Here is the series of images that shows my progress towards my scene match.
In this first pass I learned the lesson that when you have multiple monitors, make sure they are calibrated correctly. I had the reference image on one monitor and was doing the work in the other monitor.
They were the same monitor but one was hooked up using DVI while the other used HDMI. For whatever reason this caused them to have different color and temperature profiles.
Once I looked at them on the same monitor I began to see how different the two shots were.
The camera in my scene was also not setup very well. It didn’t match the shot and seemed to be a little rotated.
This second show shows some of the progress I made setting up the camera and getting the color profiles to match. I did this by checking the reference image and working in the same monitor.
Unfortunately there’s also some steps backwards here. The shadow on the floor is too sharp, there are bright light artifacts on the top of the screen. The floor texture is too dark and non-reflective. Finally the wall in the back of the scene had the floor texture applied to it!
The texture error seemed to be due to some funky stuff going on when exporting my model from Maya to Unreal. Resetting the materials and then re-applying materials per-face eventually fixed the issue. The materials always seemed correct in Maya though. It’s possible it was a exporter bug. It’s also possible it was a human error on my part.
This next pass cleans up the texture errors and attempts to make the floor texture better but still suffers from the over-bright corners in the top of the scene and the odd shadow on the floor on the bottom of the scene.
The floor shadow is also still too sharp.
In this pass a lot of the errors are starting to get cleaned up.
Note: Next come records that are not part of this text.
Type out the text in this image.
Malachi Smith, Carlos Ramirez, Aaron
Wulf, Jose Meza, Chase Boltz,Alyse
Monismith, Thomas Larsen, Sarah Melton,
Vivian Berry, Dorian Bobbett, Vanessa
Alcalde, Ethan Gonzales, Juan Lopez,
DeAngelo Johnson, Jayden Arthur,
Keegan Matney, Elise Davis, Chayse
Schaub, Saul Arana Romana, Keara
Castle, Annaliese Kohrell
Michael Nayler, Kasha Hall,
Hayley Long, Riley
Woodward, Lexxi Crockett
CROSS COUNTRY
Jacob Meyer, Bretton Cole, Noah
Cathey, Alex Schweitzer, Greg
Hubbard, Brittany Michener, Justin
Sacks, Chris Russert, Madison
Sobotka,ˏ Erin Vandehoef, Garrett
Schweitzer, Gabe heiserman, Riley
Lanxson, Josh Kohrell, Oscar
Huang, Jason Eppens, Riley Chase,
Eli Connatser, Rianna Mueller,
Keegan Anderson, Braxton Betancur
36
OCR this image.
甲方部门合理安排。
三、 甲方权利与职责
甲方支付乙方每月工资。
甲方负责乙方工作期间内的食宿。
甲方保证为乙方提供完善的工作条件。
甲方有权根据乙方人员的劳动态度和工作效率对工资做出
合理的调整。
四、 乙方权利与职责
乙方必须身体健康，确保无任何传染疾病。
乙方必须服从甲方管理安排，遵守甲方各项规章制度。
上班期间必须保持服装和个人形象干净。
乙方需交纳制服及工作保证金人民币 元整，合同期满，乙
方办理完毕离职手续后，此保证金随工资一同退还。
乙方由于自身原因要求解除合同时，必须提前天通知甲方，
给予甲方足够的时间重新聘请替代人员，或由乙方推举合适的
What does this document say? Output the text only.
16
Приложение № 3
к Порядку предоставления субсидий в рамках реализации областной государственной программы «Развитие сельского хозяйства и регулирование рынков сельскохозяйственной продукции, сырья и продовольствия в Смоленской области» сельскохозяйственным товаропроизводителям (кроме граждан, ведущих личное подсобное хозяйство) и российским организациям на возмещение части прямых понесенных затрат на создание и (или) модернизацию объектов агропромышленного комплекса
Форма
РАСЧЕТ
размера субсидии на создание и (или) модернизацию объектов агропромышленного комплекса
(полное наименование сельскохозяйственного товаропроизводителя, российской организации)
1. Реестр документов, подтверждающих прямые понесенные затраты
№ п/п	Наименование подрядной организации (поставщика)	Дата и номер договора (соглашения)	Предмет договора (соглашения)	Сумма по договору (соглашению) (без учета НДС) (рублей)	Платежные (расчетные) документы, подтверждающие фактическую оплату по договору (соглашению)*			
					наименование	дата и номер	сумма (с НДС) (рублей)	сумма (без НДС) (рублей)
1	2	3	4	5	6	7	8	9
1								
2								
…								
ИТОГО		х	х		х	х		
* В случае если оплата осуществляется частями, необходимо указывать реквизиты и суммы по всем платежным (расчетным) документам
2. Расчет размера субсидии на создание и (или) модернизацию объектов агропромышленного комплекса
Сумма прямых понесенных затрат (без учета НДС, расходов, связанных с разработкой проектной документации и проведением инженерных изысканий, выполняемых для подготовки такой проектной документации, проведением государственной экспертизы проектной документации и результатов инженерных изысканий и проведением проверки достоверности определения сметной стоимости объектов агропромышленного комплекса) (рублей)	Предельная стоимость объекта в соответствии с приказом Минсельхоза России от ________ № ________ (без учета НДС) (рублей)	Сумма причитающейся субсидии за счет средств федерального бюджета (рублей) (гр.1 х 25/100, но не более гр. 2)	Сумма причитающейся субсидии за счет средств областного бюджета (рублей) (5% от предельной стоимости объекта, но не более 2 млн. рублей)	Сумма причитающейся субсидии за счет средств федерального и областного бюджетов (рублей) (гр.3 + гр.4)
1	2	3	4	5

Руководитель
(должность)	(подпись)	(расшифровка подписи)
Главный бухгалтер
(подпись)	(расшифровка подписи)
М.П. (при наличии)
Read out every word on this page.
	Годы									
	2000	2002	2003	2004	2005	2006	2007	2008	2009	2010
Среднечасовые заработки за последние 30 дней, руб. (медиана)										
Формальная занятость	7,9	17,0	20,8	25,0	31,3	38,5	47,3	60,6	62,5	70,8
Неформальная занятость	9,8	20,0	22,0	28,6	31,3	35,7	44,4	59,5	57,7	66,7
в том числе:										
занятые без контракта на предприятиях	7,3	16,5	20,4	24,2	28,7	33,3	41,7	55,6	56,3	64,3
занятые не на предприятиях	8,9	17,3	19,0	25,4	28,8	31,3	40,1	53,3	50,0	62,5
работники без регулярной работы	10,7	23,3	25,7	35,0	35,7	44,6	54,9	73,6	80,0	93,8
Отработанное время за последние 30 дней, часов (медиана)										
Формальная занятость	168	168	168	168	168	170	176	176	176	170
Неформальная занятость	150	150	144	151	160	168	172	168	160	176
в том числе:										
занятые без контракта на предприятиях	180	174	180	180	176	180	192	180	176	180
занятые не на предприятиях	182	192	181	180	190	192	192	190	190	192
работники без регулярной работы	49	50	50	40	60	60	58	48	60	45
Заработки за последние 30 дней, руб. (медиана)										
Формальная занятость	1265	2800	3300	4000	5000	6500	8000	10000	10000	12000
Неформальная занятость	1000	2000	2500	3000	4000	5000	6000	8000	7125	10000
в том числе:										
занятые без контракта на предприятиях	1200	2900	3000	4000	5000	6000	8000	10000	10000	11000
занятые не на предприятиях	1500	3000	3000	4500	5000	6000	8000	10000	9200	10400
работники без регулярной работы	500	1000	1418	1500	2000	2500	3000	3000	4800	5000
I also modled in the small piece of trim along the bottom part of the wall.
The over bright corners at the top have been fixed up. This seems to have been a result of me dropping the global illumination contribution of my main light as well as disabling screen space ambient occlusion (I still use AO for the global illumination pass though).
The floor shadow is now also softer and the floor is more reflective.
Also starting here I broke my main light into 2 lights. One with a low GI contribution and very soft shadows to sort of act as a advanced ambient contribution light. The other light had sharper shadows and significantly less contribution to the global illumination calculations.
This final pass is where I told myself I just need to walk away from this project as it had now began to consume a decent amount of time. I was attempting to get some of the details that were blown out in the previous render visible again.
Unfortunately I deviated too much with my lighting color and took a bit of a step backwards from the previous render. There is also a slight artifact on the bottom trim where the wall changes angle.
This was a fun 2 hour quick project that ended up becoming a 6-8 hour study about how Unreal 4’s lighting and material system works. The lessons I learned from tweaking various material, light and render values helped me understand Unreal 4’s rendering process immensely but towards the end of the project the gains were becoming less and less profound so I cut myself off and considered this project complete.
I learned a lot and will be applying what I’ve learned here to all my future unreal projects.